Will we have an ICD-10 code for that?
"The quality of healthcare has decreased with the implementation of EHRs and core measure/meaningful use requirements."
From MedPage Today.
Questioning Medicine: EHRs and Attention Deficit
Published: Jul 27, 2014


EHR-Acquired Attention Deficit Healthcare Disorder

"How are you today sir?" I ask a patient.

"Pretty good, I've been doing what you asked me to do. But I have this problem ... ," the patient replies.

And there I am. One moment, focusing on the patient, and then another hunting for the right series of key strokes to bring up a normal, 10-point review of systems.

The patient trails off into nonpoetic prose, and I am focused on the meaningful use requirements for this visit. One question into the exam, and I have failed my patient. Patient-centric care is a thing of the past.

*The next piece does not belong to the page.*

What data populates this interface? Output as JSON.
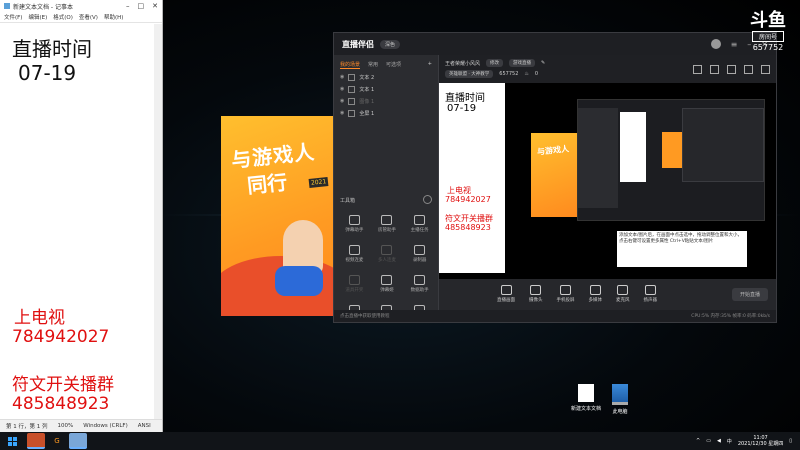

A mentor of mine once said "Nobody truly can multitask in healthcare. You simply shift focus and attention rapidly from one thing to another." Our attention is being manipulated and stolen by the machine that is modern medicine.

The quality of healthcare has decreased with the implementation of EHRs and core measure/meaningful use requirements.

As we focus on EHR compliance, we miss the very core of what makes a consummate physician in any field. Time. We are blinded by the need to meet coding criteria, fulfill an antiquated guideline, or be compliant with the corporate demands of documentation.

These obstacles have stolen the 15 to 20 minutes a doctor would spend asking "The Question" and listening with ears aged with wisdom. Our time is torn from the patient by these healthcare distractions...
Meaningful Use is gettin' little love these days.
"As we focus on EHR compliance, we miss the very core of what makes a consummate physician in any field. Time. We are blinded by the need to meet coding criteria, fulfill an antiquated guideline, or be compliant with the corporate demands of documentation."
Notwithstanding that, until I retired last year, I worked with the Nevada REC doing Meaningful Use implementations, my iconoclastic views are well-known, and I repeat what I've said before more than once: serious and rational  Health IT critics need to be taken seriously. I would count these physicians among them.
"Medicine is becoming increasingly more regimented and standardized, and I fear the "art of medicine" has been reduced to attempts at navigating the new EHR faster than ever and not the skill sets that made primary care the most respected field in medicine."
But, every time I hear or read that "art of medicine" beg-off, my hand slides inexorably over my wallet.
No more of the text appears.